Reflecting on Rebecca Solnit’s book “Wanderlust: A History of Walking” she highlights the importance of wandering: “That is to say, it is the body that moves but the world that changes, which is how one distinguishes the one from the other: travel can be a way to experience this continuity of self amid the flux of the world and thus to begin to understand each and their relationship to each other.” This resonates with me as I spent my childhood immersed within the coastal landscape, which has resulted in my deep understanding and knowledge of the place as well as the memories and connections I have made with other people who shared this space with me growing up. For me as a designer and maker today, it highlights how I use walking and foraging as a way to escape reality, and to explore new ideas and forms of inspiration for my practise.
Throughout my final year I have been heavily influenced in exploring materiality; the pieces making up my final collection are constructed of my own naturally derived precast material that I use to cast with, using alginate and silicon moulds mimicking rock formations of the landscape. This allows me to create new objects, or artifacts/fossils, that reflect my past lived experiences from a new perspective. Depending on the found objects I retrieve and combine together when making this material, results in a variety of different shades and hues giving me the freedom to make my own pigments to colour my pieces. There is one piece in the collection where I used spray paint to introduce colour, however this was a crucial turning point for me as I believed that embracing my found objects natural qualities was more interesting, as well as a more sustainable way to work. As I embark on my ethical making journey, I aim to reduce the amount of waste as much as possible by using silicon and alginate moulds that I can reuse, as well as melting down scrap silver collected from previous years to make small, decorative water casts. A variety of precious and semi-precious stones are also included in my work to enhance the textural quality of the Scottish west coast, while enhancing the visually glistening and imaginative aspect of my work.

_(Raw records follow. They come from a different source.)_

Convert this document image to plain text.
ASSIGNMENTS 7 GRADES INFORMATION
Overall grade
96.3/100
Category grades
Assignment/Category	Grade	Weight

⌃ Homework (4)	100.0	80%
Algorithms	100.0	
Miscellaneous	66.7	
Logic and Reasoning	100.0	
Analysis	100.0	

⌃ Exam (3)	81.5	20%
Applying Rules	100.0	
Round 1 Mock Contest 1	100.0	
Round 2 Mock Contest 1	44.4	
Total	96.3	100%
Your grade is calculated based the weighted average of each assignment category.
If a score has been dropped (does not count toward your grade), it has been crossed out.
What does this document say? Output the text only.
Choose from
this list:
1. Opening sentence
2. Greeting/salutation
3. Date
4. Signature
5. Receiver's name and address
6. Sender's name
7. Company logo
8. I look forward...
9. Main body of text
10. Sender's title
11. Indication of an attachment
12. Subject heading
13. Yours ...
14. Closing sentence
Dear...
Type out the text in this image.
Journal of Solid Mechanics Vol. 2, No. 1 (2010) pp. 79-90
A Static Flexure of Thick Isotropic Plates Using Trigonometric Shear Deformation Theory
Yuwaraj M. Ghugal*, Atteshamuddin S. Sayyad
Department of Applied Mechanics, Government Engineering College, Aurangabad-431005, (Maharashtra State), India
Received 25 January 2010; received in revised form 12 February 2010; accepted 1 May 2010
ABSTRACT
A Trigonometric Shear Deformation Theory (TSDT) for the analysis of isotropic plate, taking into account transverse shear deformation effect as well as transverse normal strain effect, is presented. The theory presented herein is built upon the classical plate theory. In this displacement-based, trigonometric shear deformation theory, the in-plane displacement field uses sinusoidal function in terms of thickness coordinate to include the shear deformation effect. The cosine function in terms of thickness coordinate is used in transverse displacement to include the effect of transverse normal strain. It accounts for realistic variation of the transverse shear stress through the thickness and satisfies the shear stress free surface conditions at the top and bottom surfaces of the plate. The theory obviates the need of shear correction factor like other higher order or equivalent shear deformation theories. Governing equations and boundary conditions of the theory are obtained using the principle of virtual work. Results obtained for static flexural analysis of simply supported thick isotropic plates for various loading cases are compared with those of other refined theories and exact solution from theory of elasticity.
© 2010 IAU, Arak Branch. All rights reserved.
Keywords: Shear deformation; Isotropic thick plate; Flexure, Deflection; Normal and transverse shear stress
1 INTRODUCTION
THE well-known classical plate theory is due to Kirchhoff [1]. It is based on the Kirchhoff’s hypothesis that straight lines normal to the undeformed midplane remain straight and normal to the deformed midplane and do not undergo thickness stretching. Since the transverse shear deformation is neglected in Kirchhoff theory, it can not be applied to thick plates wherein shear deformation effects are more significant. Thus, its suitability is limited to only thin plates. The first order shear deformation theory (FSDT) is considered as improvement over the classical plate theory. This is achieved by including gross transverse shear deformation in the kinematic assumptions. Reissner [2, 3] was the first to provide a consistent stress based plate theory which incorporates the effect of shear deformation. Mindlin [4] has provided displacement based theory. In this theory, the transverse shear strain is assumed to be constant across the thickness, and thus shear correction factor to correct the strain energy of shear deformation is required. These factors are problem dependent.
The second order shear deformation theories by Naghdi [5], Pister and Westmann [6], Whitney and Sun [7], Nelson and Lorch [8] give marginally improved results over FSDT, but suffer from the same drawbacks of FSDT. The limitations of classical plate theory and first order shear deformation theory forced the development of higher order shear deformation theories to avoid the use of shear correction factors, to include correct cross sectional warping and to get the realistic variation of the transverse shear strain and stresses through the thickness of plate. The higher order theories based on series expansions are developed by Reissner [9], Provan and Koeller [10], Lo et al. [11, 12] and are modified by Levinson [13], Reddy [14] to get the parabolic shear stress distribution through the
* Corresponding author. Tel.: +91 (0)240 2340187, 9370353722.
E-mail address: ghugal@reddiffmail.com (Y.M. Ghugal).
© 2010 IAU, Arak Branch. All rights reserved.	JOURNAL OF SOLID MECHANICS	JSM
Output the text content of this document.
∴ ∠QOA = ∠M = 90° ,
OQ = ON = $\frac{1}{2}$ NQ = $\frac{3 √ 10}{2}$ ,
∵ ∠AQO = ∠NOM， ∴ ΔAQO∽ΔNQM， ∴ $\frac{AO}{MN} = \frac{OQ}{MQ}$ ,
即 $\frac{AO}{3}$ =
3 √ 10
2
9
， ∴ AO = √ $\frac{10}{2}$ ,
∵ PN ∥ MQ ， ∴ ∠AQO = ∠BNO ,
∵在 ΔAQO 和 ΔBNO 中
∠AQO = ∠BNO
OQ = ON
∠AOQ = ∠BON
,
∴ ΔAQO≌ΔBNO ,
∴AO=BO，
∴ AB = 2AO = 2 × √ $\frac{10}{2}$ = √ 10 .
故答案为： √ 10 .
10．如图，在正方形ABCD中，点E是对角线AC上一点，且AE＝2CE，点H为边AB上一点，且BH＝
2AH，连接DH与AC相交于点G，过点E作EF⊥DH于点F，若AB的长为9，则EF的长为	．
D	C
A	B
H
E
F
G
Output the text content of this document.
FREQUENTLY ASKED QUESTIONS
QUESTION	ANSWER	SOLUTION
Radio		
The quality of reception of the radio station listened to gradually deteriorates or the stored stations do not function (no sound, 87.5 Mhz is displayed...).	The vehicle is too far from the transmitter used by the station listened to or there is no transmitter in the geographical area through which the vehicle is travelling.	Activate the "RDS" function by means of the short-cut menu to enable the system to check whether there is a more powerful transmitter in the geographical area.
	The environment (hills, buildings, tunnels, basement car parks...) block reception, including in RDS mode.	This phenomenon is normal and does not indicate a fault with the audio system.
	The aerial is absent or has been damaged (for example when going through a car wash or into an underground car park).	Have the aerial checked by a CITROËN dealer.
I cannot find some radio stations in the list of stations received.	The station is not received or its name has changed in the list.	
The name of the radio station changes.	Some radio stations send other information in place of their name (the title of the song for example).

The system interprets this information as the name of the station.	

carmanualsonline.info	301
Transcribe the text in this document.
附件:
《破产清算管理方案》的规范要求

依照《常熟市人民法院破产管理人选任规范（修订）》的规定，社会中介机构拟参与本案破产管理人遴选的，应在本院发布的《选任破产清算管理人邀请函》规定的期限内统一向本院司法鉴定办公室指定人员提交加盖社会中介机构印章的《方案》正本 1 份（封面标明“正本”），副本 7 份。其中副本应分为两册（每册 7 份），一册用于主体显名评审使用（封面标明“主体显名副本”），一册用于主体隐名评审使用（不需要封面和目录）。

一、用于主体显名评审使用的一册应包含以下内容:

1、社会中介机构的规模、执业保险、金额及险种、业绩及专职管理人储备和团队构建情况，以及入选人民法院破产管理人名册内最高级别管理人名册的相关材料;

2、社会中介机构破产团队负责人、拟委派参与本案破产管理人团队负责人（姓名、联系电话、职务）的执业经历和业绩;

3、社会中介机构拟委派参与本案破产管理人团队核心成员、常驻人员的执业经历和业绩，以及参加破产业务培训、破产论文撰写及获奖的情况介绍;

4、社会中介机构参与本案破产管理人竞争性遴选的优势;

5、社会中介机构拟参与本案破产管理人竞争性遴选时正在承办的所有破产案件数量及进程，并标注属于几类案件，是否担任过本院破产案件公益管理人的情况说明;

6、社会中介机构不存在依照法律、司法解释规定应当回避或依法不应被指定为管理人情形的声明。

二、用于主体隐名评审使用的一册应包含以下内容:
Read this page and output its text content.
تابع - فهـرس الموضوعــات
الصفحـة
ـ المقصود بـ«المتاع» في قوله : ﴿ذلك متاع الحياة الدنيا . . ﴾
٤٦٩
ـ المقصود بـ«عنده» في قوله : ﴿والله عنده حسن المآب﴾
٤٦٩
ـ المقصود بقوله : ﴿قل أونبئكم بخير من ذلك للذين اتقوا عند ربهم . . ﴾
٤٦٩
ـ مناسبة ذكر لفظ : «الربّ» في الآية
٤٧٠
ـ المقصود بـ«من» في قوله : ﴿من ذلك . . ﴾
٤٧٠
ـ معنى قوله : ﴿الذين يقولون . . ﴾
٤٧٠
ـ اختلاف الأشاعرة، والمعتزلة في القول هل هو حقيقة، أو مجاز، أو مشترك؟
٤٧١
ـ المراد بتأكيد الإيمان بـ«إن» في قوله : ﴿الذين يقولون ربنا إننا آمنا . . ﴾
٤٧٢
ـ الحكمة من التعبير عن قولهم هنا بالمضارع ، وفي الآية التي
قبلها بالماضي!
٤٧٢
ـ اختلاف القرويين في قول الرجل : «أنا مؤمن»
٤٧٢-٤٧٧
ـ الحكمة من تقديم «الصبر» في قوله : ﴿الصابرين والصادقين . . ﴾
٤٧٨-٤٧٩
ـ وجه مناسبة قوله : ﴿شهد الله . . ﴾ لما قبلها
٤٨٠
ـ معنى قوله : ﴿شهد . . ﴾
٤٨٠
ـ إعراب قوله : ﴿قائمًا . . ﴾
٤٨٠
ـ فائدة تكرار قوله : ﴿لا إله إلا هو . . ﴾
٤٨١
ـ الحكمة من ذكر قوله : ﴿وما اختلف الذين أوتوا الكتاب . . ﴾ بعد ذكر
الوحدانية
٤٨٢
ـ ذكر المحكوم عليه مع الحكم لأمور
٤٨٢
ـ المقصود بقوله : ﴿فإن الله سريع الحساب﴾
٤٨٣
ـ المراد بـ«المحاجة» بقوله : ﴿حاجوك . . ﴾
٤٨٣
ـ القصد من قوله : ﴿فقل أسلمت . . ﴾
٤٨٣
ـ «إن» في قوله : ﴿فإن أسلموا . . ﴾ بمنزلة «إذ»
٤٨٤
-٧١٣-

The title of my degree show collection, “Terra Incognita”, translates to unexplored terrain, or the unknown, which sums up my final year collection as my work plays with the viewers perception when considering its aesthetic, titles and materials. I use a range of found materials from the coastal landscape, as well as processes such as casting, to create a hybrid of old and new experiences of the landscape. Through carefully titling my pieces, I aim to create my own reality of mysterious and unusual looking found objects or amulets, leaving the view wanting to touch and hold them close.